We have made a radical change and a great improvement in these Trench pens. This improvement came about by a natural condition owing to some objections we found in the former type of Trench pen. We have, therefore, merely adapted our old form of thermometer fountain pen which we have used for many years into a Trench pen.
Instead of putting the thermometer into the receptacle at the end of the holder, we have made this receptacle smaller so that it will hold just three dozen ink tablets. It is about the neatest looking device we have yet seen. There is no danger of spilling the tablets when the cap is taken off as was the case with the old type. Each one of our generals will be supplied with a sample and we are in position to accept orders in any quantity for these.
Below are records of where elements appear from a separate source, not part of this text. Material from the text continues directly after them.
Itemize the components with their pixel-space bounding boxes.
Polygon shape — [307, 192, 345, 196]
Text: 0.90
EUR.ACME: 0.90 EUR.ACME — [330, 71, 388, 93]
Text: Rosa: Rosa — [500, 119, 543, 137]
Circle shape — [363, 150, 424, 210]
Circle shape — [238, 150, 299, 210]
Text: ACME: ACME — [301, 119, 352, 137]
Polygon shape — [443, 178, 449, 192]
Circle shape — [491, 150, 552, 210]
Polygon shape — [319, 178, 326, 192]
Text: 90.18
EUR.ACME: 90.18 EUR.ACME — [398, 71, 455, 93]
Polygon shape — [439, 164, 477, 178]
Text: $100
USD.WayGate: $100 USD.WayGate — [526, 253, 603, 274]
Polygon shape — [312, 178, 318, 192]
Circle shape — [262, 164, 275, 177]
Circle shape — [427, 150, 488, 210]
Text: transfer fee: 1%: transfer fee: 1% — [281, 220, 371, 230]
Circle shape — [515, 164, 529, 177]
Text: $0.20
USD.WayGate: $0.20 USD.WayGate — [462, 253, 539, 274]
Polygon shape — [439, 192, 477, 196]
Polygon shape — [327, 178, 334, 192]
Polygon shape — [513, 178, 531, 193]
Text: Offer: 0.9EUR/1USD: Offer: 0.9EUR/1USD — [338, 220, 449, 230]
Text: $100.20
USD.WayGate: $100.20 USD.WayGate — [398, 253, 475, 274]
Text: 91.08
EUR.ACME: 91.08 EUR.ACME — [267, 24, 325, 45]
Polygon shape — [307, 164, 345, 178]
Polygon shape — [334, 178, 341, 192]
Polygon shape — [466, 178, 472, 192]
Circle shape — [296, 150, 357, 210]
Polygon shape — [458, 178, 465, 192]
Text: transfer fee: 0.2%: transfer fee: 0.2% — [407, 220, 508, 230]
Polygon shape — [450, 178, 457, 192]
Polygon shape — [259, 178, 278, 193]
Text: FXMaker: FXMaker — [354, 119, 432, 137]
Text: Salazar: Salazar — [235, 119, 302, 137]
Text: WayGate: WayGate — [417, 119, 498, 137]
The question arises who will buy these!
Almost any automobilist will be glad to have one of these because he can take his fountain pen and a supply of ink with him wherever he goes. Simply drop a tablet or two in the barrel, fill it up with good water and the tablets will soon dissolve and a very good grade of ink is the result. Practically every man who goes away on a journey would want one of these if his attention was called to it.
Keep this fact in mind — no matter how good an idea is unless a considerable number of people know about it and know its advantages, it will avail but very little. Therefore, if you wait for the dealer to ask you, for this new thing, you, of course, will sell none at all because the dealer knows nothing about it. There it will be up to you to explain these things to the dealer. Show him the possibilities that lie before him and the trade that is ready to buy if their attention is called to it.”
1919, the war was over. We will not hear about the Trench pen after the 1918 catalog and the ads of that winter. The peculiarity of the Parker Trench and the short time it was marketed make them a true Holy Grail for collectors.